Plusieurs joueurs mexicains qui vont peut-être participer à ce tournoi évoluent en Europe, ce qui n'est pas votre cas. Comment expliquez-vous cela ?
Récemment, on a beaucoup parlé d'un éventuel transfert. Mais pour l'instant, il n'y a rien de concret. La vérité est que j'ai le temps. Si je pars, je veux aller dans un grand club. Je suis de très près les résultats d'équipes comme la Juventus, le Milan AC, le Bayern, Manchester, le Real Madrid ou Barcelone. J'aimerais bien jouer pour l'une d'entre elles. Cela dit, je considère que je joue déjà dans une grande équipe. J'ai encore de nombreux objectifs à atteindre avec l'América, comme par exemple remporter la prochaine Copa Libertadores.

Pour aborder un autre sujet : quand vous étiez petit, aviez-vous un modèle de gardien ?
Peter Schmeichel, sans aucun doute. Il était impressionnant, capable de tout arrêter au cours d'une partie. Pour moi, il a toujours été l'exemple à suivre. Mais curieusement, je suis devenu un gardien avec des qualités complètement différentes des siennes.

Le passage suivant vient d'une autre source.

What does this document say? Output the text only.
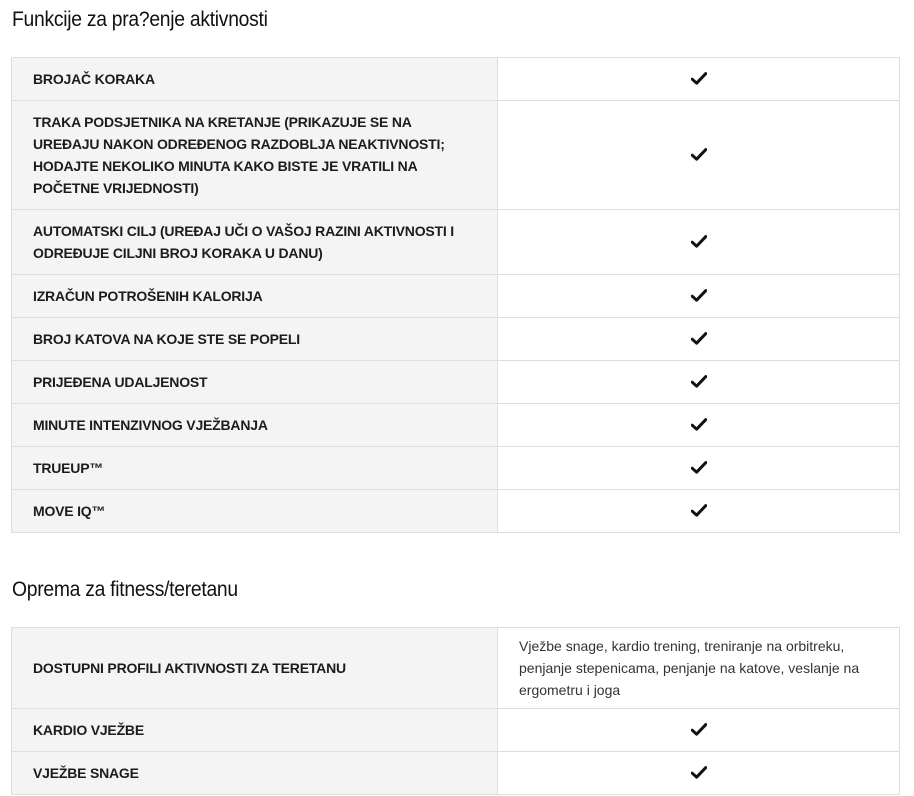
Funkcije za pra?enje aktivnosti
BROJAČ KORAKA	

TRAKA PODSJETNIKA NA KRETANJE (PRIKAZUJE SE NA UREĐAJU NAKON ODREĐENOG RAZDOBLJA NEAKTIVNOSTI; HODAJTE NEKOLIKO MINUTA KAKO BISTE JE VRATILI NA POČETNE VRIJEDNOSTI)	

AUTOMATSKI CILJ (UREĐAJ UČI O VAŠOJ RAZINI AKTIVNOSTI I ODREĐUJE CILJNI BROJ KORAKA U DANU)	

IZRAČUN POTROŠENIH KALORIJA	

BROJ KATOVA NA KOJE STE SE POPELI	

PRIJEĐENA UDALJENOST	

MINUTE INTENZIVNOG VJEŽBANJA	

TRUEUP™	

MOVE IQ™	
Oprema za fitness/teretanu
DOSTUPNI PROFILI AKTIVNOSTI ZA TERETANU	Vježbe snage, kardio trening, treniranje na orbitreku, penjanje stepenicama, penjanje na katove, veslanje na ergometru i joga
KARDIO VJEŽBE	

VJEŽBE SNAGE	
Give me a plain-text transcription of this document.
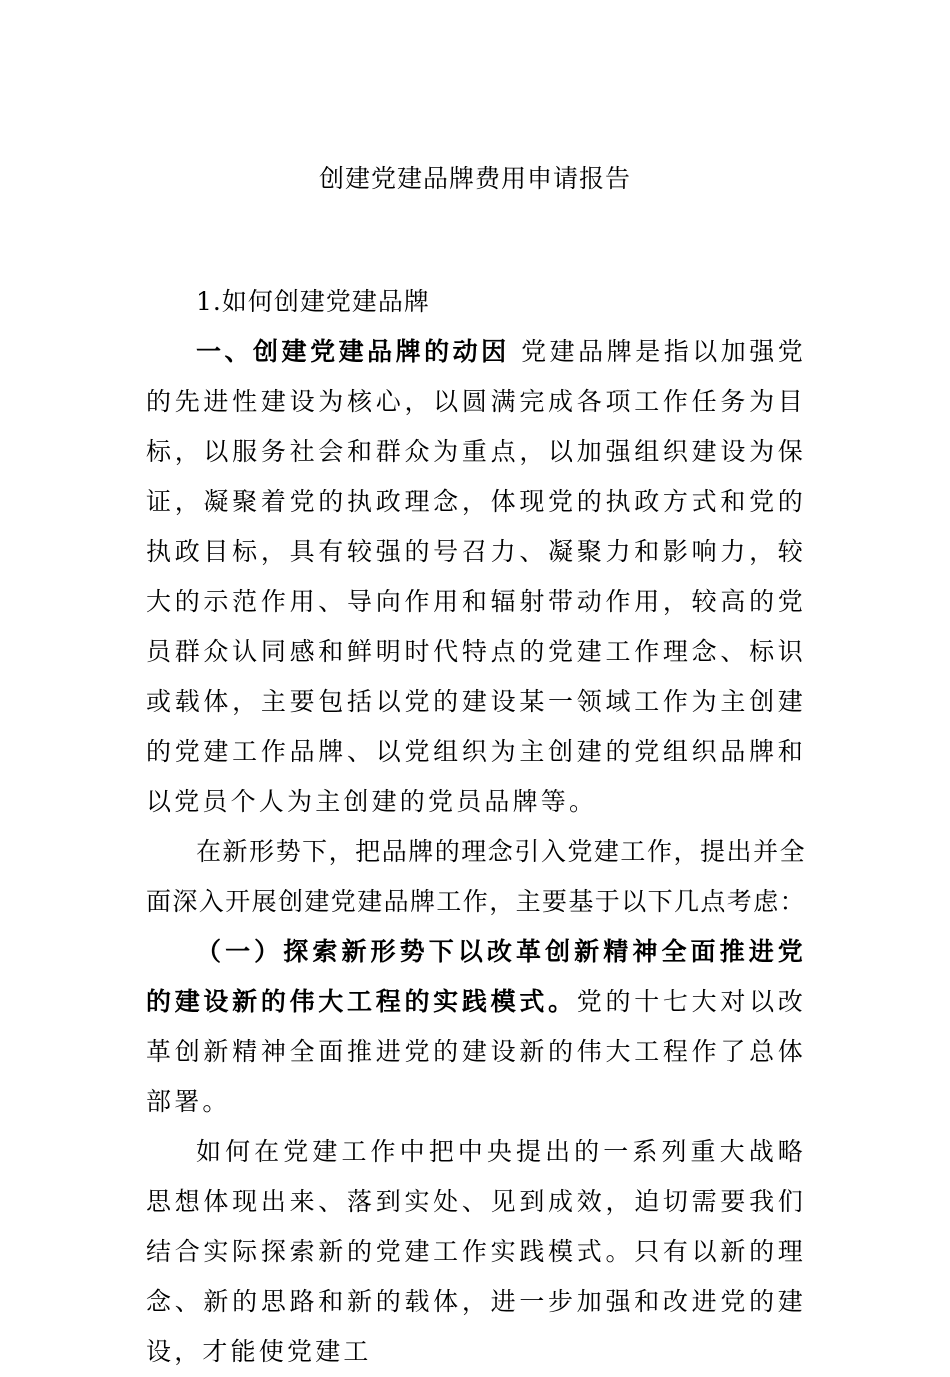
创建党建品牌费用申请报告

1.如何创建党建品牌

一、创建党建品牌的动因 党建品牌是指以加强党的先进性建设为核心，以圆满完成各项工作任务为目标，以服务社会和群众为重点，以加强组织建设为保证，凝聚着党的执政理念，体现党的执政方式和党的执政目标，具有较强的号召力、凝聚力和影响力，较大的示范作用、导向作用和辐射带动作用，较高的党员群众认同感和鲜明时代特点的党建工作理念、标识或载体，主要包括以党的建设某一领域工作为主创建的党建工作品牌、以党组织为主创建的党组织品牌和以党员个人为主创建的党员品牌等。

在新形势下，把品牌的理念引入党建工作，提出并全面深入开展创建党建品牌工作，主要基于以下几点考虑：

（一）探索新形势下以改革创新精神全面推进党的建设新的伟大工程的实践模式。党的十七大对以改革创新精神全面推进党的建设新的伟大工程作了总体部署。

如何在党建工作中把中央提出的一系列重大战略思想体现出来、落到实处、见到成效，迫切需要我们结合实际探索新的党建工作实践模式。只有以新的理念、新的思路和新的载体，进一步加强和改进党的建设，才能使党建工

Vous faites partie des rares footballeurs qui étudient encore à l'université. Est‑ce quelque chose de très important pour vous ?
C'est vrai qu'un footballeur sur dix seulement poursuit ses études ( rires). Je le fais pour moi, pas pour les autres. Pour mon avenir. La carrière de joueur de football ne dure pas longtemps. Il faut donc être prêt pour la suite. J'ai déjà rencontré d'anciens joueurs qui, après avoir raccroché les crampons, ont pris leur retraite sans rien faire d'autre. Je ne veux pas finir comme ça.

Si nous faisons un nouvel entretien dans cinq ans, qu'aimeriez-vous nous raconter ?
J'aimerais vous dire que je joue en Europe, dans une grande équipe. Que j'ai obtenu une médaille aux Jeux Olympiques, joué et gagné la Ligue des Champions et, bien sûr, remporté la Coupe du Monde 2010. Mon rêve est une finale contre le Brésil où nous allons aux tirs au but, et j'arrête le dernier... Non, encore mieux : nous gagnons 1:0 et à la dernière minute, le Brésil obtient un penalty. Je l'arrête ( rires).